Lifting the Fog of Memory
Reduces Alzheimer’s tau lesions and memory loss in mice
Memory is a way of holding onto the things you love, the things you are, the things you never want to lose. — The Wonder Years
It is a simple truth that we value something more when it becomes harder to retain. Take the quality of our hair or skin or vision, as examples. Or consider how little we valued our memory over the earlier course of our lives, compared with now, when we have aged. Precious memory! Where would we be without it?

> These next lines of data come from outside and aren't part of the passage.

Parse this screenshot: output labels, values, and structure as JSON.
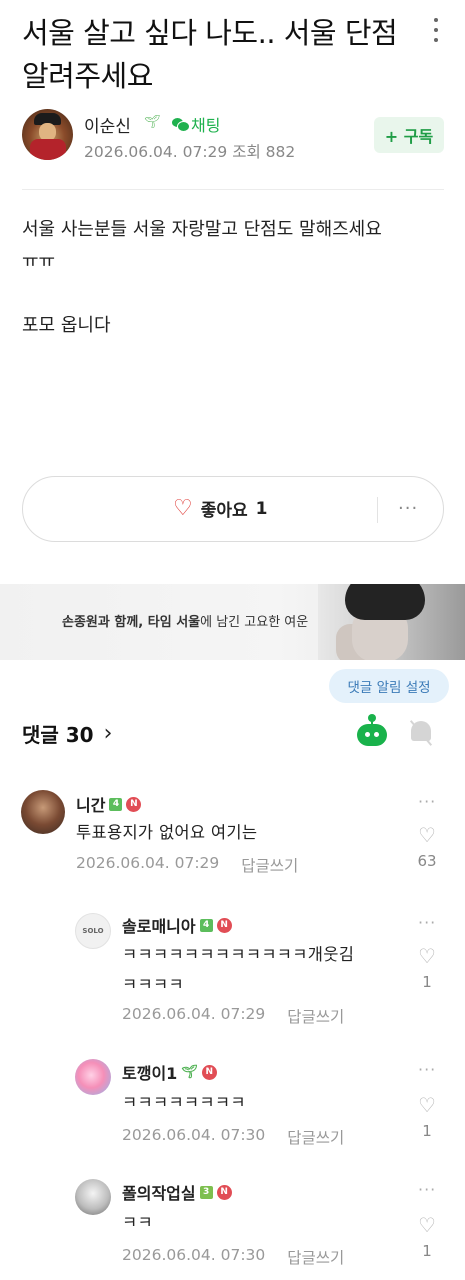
{
  "post": {
    "title": "서울 살고 싶다 나도.. 서울 단점 알려주세요",
    "author": "이순신",
    "chat_label": "채팅",
    "meta": "2026.06.04. 07:29  조회 882",
    "subscribe_label": "+ 구독",
    "body": [
      "서울 사는분들 서울 자랑말고 단점도 말해즈세요",
      "ㅠㅠ",
      "",
      "포모 옵니다"
    ],
    "like_label": "좋아요",
    "like_count": "1",
    "more": "···"
  },
  "banner": {
    "bold": "손종원과 함께, 타임 서울",
    "rest": "에 남긴 고요한 여운"
  },
  "comments_section": {
    "tooltip": "댓글 알림 설정",
    "title": "댓글 30",
    "chevron": "›",
    "items": [
      {
        "name": "니간",
        "level": "4",
        "text": [
          "투표용지가 없어요 여기는"
        ],
        "date": "2026.06.04. 07:29",
        "reply": "답글쓰기",
        "likes": "63"
      },
      {
        "name": "솔로매니아",
        "level": "4",
        "text": [
          "ㅋㅋㅋㅋㅋㅋㅋㅋㅋㅋㅋㅋ개웃김",
          "ㅋㅋㅋㅋ"
        ],
        "date": "2026.06.04. 07:29",
        "reply": "답글쓰기",
        "likes": "1"
      },
      {
        "name": "토깽이1",
        "level": "",
        "text": [
          "ㅋㅋㅋㅋㅋㅋㅋㅋ"
        ],
        "date": "2026.06.04. 07:30",
        "reply": "답글쓰기",
        "likes": "1"
      },
      {
        "name": "폴의작업실",
        "level": "3",
        "text": [
          "ㅋㅋ"
        ],
        "date": "2026.06.04. 07:30",
        "reply": "답글쓰기",
        "likes": "1"
      }
    ],
    "avatar_solo_text": "SOLO",
    "n_badge": "N",
    "kebab": "···"
  },
  "colors": {
    "accent_green": "#1fb14e",
    "like_red": "#e0403c",
    "n_badge_red": "#e14d55"
  }
}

We would be lost without our memories, like a rudderless sailboat adrift in a fog-enshrouded sea . . . not knowing who we are . . . not knowing who we’ve been . . . not knowing those most dear to us. Alzheimer’s disease provides such a fate—the tragedy of lost memory—and although this dilemma is progressively prevalent for those in their 60s, 70s, and 80s, in actuality it starts far earlier for some. One of the things about Alzheimer’s disease that you may not know is that 10% of those affected by it are under the age of 50. In fact, a recent article in the New York Times dealt with a man who had early-onset Alzheimer’s in his 40s.1 He started to develop symptoms in his 30s!
Alzheimer’s disease may affect as many as 5.2 million Americans, causing senility and often leading to death. The Alzheimer’s Association estimates that the disease will strike one out of eight Baby Boomers. Unfortunately, there is no cure for this neurodegenerative disease. Medication, diet, life style, and supplements offer only limited benefits that are moderately effective in slowing its progression. But they will not stop or reverse Alzheimer’s disease.
So if you are predisposed to Alzheimer’s disease—as is the case if you have an Alzheimer’s gene, or if someone in your family has (or has had) it—or if you wish to live a long time, anything that can help to lessen its likelihood must be welcomed.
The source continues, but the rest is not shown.